The correct answer is increase operating cashflow by 750 and decrease financing cashflow by 750.
My question is, why is it not the other way around, i.e. reducing operating cash flow by 750, and increasing financing cash flow by 750?
I would think of it as paying more than what required so u repay your loan ie a financing activity my cash flow from financing decreases but my net cash flow should not be impacted therefore add back to cash flow from operations.
It is increase to CFO and a decrease CFF, because it was incorrectly logged as an outflow from CFO. It should have been an outflow from CFF, since you are overpaying, ie a principal payment which is CFF outflow.
Yes I agree. But the exercise is to adjust the cash flow statements, from IFRS to how if would be with US GAAP. With US GAAP all pension costs is operating cashflow. So why would we not increase the financing cash flow by 750 (to net out the outflow) and decrease the operating cash flow by 750, so that all 5000 would be deducted in the operating cash flow when using GAAP?
There is a major distinction in the CFO and CFF when addressing interest.
IFRS makes a split between financial institutions and everything else, i.e. if you are a financial institution then interest income/expense is part of your operating activities. For a farming company interest income/expense is a financing activity.
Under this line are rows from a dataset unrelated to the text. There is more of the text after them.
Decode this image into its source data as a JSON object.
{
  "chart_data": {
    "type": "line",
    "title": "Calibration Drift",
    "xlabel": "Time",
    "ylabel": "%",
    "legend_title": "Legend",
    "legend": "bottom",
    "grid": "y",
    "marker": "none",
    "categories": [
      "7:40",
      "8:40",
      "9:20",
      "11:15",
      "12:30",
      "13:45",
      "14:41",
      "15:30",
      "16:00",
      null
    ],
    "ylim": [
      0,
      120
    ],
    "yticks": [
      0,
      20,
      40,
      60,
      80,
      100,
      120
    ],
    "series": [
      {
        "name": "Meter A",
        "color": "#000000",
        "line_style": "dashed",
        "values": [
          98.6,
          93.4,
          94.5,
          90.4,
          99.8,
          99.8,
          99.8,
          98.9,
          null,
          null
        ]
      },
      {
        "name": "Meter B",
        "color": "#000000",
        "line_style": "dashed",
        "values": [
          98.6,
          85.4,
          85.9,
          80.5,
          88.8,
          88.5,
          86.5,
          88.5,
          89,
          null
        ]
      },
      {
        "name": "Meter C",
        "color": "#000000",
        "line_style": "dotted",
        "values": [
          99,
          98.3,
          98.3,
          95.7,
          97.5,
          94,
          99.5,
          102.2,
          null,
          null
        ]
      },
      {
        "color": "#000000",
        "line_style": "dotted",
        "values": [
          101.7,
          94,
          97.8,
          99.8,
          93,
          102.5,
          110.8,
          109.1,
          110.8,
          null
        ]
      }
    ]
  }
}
Makes it more complicated but in the meantime also makes more sense.
In CF statement upon IFRS, interest cash flow may be operating CFO or CFF. No matter of kind of company, financial or not.
In P/L at IFRS entities net interest income/expenses are core for banks and financial institutions so in its P/L net interest income is core operating activity unlikely for companies from real sector (eg. production) where interest expenses and revenues are always financial activities.